Все это пришло мне в голову в тот странный последний вечер (разумеется, провидческий дар от бабки – сплошная чепуха, но знаешь, Дэн, поразительно, только я и вправду чувствовала: что-то должно с нами случиться). Когда ты, то есть он, заговорил о пропастях. А я сказала ему, что он имеет в виду баррикады. Очень надеюсь, он подумает об этом всерьез, если когда-нибудь прочтет то, что я написала.
Я все снижаю и снижаю образ, но на самом деле это нас просто приравнивает друг к другу. Раньше я никогда так ясно не представляла себе, что «старый» ум – это тот же «молодой» ум, только в пожилом теле. (Ой, это зло сказано, я имела в виду в теле, которое уже не так молодо.) Все чаще и чаще наступали периоды, когда я сама себе казалась гораздо старше. Я
Теперь, оглядываясь назад, я понимаю: все, что произошло, во всяком случае что-то вроде этого, было просто неизбежно. После того как я порвала с Тимом и пустилась во все тяжкие, оно просто висело в воздухе. В конце концов должен был появиться кто-то вроде Дэна. Этот элемент я и привнесла в наши отношения с самого начала (хотя расчета тут не было никакого; я только хочу сказать, что он, помимо всего, научил меня быть честнее). Так должно было случиться. В этом было что-то вроде диалектической неизбежности, все и должно было в один прекрасный день перерасти во что-то иное.

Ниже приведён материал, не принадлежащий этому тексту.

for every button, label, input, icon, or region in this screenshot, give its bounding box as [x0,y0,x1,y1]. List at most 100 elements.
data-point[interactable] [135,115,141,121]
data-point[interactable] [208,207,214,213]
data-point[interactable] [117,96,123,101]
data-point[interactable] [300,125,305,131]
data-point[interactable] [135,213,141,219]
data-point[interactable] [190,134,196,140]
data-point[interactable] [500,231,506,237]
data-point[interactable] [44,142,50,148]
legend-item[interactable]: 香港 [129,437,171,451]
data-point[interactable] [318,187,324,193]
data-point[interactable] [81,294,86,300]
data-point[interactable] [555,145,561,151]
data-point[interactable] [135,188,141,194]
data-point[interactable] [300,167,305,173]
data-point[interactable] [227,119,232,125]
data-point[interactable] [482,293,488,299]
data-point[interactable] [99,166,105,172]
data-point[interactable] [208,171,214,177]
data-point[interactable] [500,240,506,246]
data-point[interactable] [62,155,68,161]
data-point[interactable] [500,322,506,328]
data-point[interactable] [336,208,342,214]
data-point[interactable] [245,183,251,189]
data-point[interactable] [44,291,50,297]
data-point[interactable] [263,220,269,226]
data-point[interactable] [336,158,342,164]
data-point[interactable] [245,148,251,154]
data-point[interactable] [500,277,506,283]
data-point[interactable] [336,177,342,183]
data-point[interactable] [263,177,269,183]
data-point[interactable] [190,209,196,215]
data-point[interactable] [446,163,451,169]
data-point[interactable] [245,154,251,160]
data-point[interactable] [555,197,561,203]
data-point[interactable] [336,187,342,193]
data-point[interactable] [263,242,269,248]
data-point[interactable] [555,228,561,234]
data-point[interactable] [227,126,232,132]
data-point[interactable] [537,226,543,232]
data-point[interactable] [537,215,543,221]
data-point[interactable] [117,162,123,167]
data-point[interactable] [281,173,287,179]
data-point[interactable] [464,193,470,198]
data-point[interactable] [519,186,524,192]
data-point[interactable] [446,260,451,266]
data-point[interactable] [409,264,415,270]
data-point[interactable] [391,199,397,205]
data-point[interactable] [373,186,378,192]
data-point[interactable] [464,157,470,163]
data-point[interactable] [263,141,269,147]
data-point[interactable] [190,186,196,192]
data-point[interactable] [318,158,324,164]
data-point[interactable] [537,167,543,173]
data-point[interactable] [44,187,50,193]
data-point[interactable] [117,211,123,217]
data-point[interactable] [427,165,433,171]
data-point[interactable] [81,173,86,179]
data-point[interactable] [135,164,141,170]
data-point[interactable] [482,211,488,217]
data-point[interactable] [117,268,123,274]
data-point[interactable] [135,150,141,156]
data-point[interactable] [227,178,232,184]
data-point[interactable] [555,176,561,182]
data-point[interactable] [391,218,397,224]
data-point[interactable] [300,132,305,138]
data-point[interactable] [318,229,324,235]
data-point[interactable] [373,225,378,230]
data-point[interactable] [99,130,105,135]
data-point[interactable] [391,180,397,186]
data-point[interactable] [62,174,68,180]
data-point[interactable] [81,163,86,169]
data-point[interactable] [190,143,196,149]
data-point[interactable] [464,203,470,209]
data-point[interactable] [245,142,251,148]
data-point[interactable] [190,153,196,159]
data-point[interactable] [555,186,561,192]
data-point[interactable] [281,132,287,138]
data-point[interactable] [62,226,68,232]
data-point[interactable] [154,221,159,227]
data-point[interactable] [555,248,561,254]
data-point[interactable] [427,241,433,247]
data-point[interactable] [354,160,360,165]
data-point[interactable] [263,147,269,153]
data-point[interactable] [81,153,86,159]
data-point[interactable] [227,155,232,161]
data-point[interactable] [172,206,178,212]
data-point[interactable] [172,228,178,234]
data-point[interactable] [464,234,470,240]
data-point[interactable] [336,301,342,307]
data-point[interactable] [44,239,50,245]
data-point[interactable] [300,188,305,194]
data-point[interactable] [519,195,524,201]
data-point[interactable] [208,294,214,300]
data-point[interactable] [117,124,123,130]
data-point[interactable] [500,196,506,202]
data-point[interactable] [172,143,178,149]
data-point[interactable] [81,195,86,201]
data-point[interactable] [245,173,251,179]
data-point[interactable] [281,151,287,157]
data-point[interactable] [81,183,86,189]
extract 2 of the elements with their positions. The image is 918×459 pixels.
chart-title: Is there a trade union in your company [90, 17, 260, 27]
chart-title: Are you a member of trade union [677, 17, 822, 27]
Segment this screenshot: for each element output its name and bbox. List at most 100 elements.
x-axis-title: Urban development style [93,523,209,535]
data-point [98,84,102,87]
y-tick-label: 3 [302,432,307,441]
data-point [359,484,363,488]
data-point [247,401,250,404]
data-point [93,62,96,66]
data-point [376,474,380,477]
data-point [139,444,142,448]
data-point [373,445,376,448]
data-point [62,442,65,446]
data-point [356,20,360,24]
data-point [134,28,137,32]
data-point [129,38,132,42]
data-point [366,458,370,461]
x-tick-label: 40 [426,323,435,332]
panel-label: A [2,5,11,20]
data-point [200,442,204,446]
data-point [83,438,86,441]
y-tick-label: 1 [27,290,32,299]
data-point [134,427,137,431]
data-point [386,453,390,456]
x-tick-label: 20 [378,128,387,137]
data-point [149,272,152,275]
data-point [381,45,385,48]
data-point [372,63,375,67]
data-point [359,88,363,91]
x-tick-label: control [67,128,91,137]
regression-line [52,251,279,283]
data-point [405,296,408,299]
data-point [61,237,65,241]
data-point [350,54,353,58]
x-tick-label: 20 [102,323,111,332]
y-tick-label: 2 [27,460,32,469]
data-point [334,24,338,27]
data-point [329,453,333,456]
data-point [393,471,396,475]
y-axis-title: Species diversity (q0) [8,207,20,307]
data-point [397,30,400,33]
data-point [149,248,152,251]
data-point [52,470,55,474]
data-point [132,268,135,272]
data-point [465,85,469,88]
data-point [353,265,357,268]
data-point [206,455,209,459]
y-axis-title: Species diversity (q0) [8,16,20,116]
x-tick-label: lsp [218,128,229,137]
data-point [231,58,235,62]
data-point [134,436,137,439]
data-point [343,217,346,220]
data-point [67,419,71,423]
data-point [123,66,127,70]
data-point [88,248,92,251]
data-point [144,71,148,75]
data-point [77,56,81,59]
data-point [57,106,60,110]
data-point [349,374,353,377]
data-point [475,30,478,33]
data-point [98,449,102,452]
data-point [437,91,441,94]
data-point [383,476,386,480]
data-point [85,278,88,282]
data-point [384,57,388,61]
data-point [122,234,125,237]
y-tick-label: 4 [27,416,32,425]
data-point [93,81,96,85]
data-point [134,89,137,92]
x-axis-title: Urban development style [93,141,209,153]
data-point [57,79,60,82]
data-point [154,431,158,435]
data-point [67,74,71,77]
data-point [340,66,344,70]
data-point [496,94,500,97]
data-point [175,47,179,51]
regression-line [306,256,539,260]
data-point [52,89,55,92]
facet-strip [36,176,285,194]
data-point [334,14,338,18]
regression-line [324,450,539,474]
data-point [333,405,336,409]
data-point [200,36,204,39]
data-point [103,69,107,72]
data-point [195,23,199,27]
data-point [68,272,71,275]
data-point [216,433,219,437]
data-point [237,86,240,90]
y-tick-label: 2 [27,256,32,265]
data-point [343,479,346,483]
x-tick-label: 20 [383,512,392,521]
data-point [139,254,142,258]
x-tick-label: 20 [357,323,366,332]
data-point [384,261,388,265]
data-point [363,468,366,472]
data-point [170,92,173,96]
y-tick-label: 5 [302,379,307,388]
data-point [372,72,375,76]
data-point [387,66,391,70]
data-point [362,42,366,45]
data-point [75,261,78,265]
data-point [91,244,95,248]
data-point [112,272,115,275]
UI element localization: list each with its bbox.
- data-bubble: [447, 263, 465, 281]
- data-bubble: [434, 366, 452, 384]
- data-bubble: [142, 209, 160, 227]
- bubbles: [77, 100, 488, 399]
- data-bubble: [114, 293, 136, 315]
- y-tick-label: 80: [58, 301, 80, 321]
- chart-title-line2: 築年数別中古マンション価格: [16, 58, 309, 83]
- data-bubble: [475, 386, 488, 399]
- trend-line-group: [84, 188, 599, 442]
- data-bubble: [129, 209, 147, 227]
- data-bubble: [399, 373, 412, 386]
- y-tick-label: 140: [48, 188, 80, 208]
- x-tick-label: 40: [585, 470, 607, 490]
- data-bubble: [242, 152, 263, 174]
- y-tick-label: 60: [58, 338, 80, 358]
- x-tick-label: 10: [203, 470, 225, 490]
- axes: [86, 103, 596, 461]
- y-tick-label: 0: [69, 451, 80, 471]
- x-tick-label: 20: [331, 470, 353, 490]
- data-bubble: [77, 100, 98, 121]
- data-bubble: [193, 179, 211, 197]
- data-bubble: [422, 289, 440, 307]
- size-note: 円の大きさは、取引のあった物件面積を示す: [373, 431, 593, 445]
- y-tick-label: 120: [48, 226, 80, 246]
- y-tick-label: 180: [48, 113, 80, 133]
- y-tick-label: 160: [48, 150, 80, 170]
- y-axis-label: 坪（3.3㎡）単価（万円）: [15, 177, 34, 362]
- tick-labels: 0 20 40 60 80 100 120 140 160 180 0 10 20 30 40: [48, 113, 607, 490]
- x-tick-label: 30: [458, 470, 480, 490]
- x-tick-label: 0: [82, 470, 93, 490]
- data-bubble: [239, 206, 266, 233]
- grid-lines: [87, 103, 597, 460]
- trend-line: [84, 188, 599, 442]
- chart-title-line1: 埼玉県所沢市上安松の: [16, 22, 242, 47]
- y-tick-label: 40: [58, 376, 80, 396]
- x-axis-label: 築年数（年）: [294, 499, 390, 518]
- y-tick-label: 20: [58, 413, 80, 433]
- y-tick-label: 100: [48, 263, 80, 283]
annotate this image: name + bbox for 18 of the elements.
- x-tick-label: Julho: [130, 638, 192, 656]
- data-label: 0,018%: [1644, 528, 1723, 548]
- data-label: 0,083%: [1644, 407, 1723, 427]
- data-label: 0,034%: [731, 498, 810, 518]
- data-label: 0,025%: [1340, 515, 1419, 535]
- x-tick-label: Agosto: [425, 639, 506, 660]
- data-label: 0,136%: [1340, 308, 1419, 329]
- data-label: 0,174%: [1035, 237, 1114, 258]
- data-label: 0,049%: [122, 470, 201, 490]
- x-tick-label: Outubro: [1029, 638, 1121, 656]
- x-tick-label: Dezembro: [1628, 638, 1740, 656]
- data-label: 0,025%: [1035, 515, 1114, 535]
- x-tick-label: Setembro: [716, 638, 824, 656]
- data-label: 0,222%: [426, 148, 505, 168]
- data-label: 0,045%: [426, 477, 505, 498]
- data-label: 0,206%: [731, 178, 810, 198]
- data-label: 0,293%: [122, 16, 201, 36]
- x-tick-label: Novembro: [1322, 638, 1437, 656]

Это самое
Гарольд – это было еще в Бирмингеме – очень четко мне все разъяснил. Он сказал: «Все хорошие актрисы – шлюхи. Потому что, помимо нормальной потребности в эксперименте, в приобретении опыта, наш профессиональный долг – экспериментировать, чтобы приобретать опыт». Я сознавала, что это так, задолго до Дэна. Особенно четко – когда порвала с Тимоти. Даже в самые тяжкие моменты, когда мы скандалили и орали друг на друга, скрытая ото всех где-то на задворках моего сознания крохотная куколка Дженни сидела спокойненько, слизывая сливки. Моя первая роль в кино была полна таких сливок, если уж быть до конца откровенной.
В Лос-Анджелесе Дэн явился в аэропорт меня встретить. С этой женщиной из рекламного отдела студии, с ее фотографом и с букетом роз в целлофане. И заявил, что пришел лишь потому, что Билл занят: он просто его заменяет. И все испортил. Правда, не очень. Но он был трезв, сух и вел себя по-отечески. Совсем иначе, чем тогда в «Кларидже». А когда мы наконец очутились в лимузине и помчались в страну гамбургеров и жаренной соломкой картошки, он рассказал, как он сам впервые сюда приехал – много лет назад – и его никто не встречал. И это чувство – абсолютной чужеродности и растерянности. Увидел, что я смотрю на один из множества одноногих рекламных щитов с абсурдной гигантской барабанщицей, медленно вращающейся на самой его верхушке, и говорит: «Вам придется решить для себя одну очень важную вещь –
Я сказала: «Согласна».
Это стало моей мантрой. Это был самый лучший, самый замечательный из всех его подарков. «Лос-Анджелес» – это ведь может быть где угодно.